Dominant Resource Fairness (DRF) is a scheduling algorithm based on the dominant resource of a container group. DRF scheduling can be used to enhance the service throughput of a cluster, shorten the overall service execution time, and improve service running performance. It is suitable for batch AI training and big data jobs.

Prerequisites

A cluster of v1.19 or later is available. For details, see Creating a CCE Standard Cluster.
The Volcano add-on has been installed. For details, see Volcano Scheduler.

How It Works

In actual services, limited cluster resources are often allocated to multiple users. Each user has the same rights to obtain resources, but the number of resources they need may be different. It is crucial to fairly allocate resources to each user. A common scheduling algorithm is the max-min fairness share, which allocates resources to meet users' minimum requirements as far as possible and then fairly allocates the remaining resources. The rules are as follows:

Resources are allocated in order of increasing demand.
No source gets a resource share larger than its demand.
Sources with unsatisfied demands get an equal share of the resource.

The max-min fairness algorithm applies to the single resource scenario, where all jobs are requesting the same resources. However, in actual situations, multiple resources are involved. For example, CPU, memory, and GPU resources are requested for allocation. DRF can be used to resolve the preceding issue. DRF can be considered as a general version of the max-min fairness algorithm and supports fair allocation of multiple types of resources so that the dominant resource of each user meets the max-min fairness requirement.

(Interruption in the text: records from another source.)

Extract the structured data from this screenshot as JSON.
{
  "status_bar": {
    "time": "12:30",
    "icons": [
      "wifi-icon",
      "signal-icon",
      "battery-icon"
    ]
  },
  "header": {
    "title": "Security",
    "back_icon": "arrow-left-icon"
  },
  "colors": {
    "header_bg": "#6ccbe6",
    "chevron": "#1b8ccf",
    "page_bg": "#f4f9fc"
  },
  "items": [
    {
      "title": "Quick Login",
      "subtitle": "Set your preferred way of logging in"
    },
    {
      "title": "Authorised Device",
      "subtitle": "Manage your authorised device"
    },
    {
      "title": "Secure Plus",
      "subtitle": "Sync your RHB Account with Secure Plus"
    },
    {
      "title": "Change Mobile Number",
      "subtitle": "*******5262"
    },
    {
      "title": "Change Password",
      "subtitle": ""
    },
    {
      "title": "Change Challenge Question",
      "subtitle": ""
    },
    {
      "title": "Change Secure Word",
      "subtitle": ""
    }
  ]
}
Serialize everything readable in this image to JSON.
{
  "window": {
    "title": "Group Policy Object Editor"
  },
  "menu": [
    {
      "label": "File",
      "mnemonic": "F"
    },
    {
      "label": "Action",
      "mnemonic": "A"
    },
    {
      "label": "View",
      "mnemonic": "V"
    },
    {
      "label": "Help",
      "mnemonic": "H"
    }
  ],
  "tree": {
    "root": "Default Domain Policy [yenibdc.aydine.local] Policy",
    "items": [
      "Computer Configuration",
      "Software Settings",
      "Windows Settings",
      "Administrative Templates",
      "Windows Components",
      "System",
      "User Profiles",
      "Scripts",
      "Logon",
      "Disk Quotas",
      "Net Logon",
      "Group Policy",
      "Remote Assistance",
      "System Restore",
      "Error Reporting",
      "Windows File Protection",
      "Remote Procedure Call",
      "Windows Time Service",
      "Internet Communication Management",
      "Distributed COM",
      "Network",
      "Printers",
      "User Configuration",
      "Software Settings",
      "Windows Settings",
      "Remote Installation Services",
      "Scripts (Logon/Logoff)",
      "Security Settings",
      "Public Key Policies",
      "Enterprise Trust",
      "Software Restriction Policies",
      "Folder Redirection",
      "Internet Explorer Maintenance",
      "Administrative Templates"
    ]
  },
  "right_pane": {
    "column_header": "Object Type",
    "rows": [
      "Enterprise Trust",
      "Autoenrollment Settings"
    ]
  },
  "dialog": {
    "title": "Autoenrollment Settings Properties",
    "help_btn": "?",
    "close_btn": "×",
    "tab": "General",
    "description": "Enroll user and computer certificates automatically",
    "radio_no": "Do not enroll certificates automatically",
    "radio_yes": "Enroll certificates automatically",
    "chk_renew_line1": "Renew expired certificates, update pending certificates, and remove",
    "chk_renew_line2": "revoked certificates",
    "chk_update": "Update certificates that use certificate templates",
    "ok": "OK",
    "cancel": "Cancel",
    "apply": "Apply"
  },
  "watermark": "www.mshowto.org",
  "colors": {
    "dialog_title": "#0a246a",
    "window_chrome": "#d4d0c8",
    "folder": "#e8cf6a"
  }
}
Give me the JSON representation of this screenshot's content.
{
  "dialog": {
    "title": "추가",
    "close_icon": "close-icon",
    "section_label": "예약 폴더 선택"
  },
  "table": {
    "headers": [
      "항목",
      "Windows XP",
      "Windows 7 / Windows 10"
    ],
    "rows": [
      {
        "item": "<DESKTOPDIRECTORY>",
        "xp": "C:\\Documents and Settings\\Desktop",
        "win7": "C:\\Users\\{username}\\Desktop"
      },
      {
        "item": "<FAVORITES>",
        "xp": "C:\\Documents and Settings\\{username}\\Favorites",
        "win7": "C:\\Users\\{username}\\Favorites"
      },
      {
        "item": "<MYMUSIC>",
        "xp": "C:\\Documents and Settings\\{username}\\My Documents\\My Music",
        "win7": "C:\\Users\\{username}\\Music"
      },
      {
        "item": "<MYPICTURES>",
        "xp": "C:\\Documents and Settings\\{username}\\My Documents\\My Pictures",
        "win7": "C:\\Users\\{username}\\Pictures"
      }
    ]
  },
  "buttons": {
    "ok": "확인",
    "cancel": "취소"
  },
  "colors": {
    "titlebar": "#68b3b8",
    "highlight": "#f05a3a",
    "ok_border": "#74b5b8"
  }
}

The share value of each job resource is calculated using the following formula:

Share = Total requested resources/Cluster resources

If a job involves multiple resources, the resource with the largest share value is the dominant resource. The share value of the dominant resource will be used in priority-based scheduling.

For example, there are two workloads, job 1 and job 2. The following figure shows the resources requested by the two jobs. After DRF calculation, the dominant resource of job 1 is memory, and its share value is 0.4; the dominant resource of job 2 is CPU, and its share value is 0.5. Since the dominant resource share of job 1 is less than that of job 2, job 1 takes precedence over job 2 in scheduling according to the max-min fairness policy.

Figure 1 DRF scheduling

Configuring DRF

After Volcano is installed, you can enable or disable DRF scheduling on the Scheduling page. This function is enabled by default.

Log in to the CCE console.
Click the cluster name to access the cluster console. Choose Settings in the navigation pane and click the Scheduling tab.
In the AI task performance enhanced scheduling pane, select whether to enable DRF.

This function helps you enhance the service throughput of the cluster and improve service running performance.
Click Confirm.